When compared to traditional engines, homogeneous charge compression ignition has the potential to significantly reduce NO
This work presents the assessment of direct water injection in spark-ignition engines using single cylinder experiments and tabulated chemistry-based simulations. In addition, direct water injection is compared with cooled low-pressure exhaust gas recirculation at full load operation. The analysis of the two knock suppressing and exhaust gas cooling methods is performed using the quasi-dimensional stochastic reactor model with a novel dual fuel tabulated chemistry model. To evaluate the characteristics of the autoignition in the end gas, the detonation diagram developed by Bradley and co-workers is applied.

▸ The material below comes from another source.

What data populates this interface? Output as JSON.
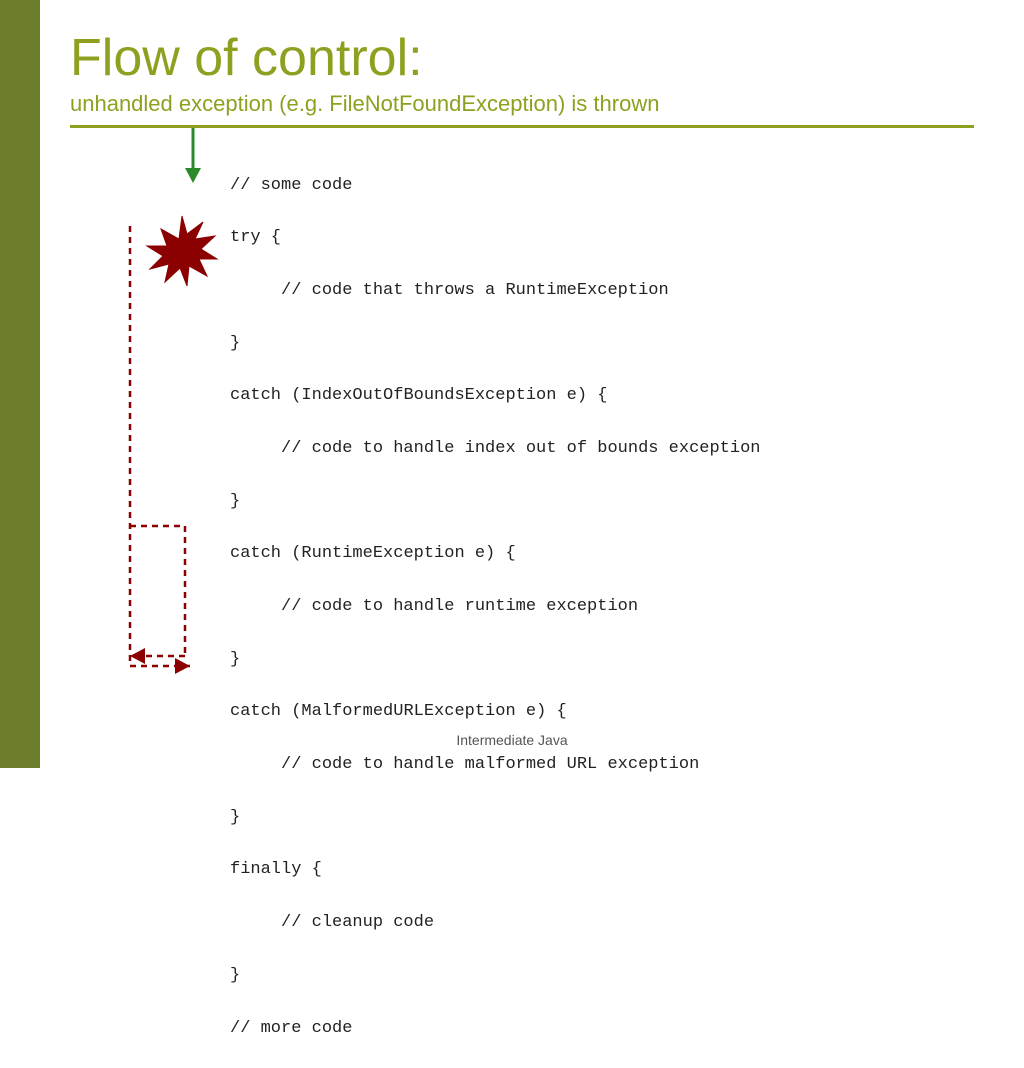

The single cylinder experiments with direct water injection outline the decreasing carbon monoxide emissions with increasing water content, while the nitrogen oxide emissions indicate only a minor decrease. The simulation results show that the engine can be operated at λ = 1 at full load using water–fuel ratios of up to 60% or cooled low-pressure exhaust gas recirculation rates of up to 30%. Both technologies enable the reduction of the knock probability and the decrease in the catalyst inlet temperature to protect the aftertreatment system components. The strongest exhaust temperature reduction is found with cooled low-pressure exhaust gas recirculation. With stoichiometric air–fuel ratio and water injection, the indicated efficiency is improved to 40% and the carbon monoxide emissions are reduced. The nitrogen oxide concentrations are increased compared to the fuel-rich base operating conditions and the nitrogen oxide emissions decrease with higher water content. With stoichiometric air–fuel ratio and exhaust gas recirculation, the indicated efficiency is improved to 43% and the carbon monoxide emissions are decreased. Increasing the exhaust gas recirculation rate to 30% drops the nitrogen oxide emissions below the concentrations of the fuel-rich base operating conditions.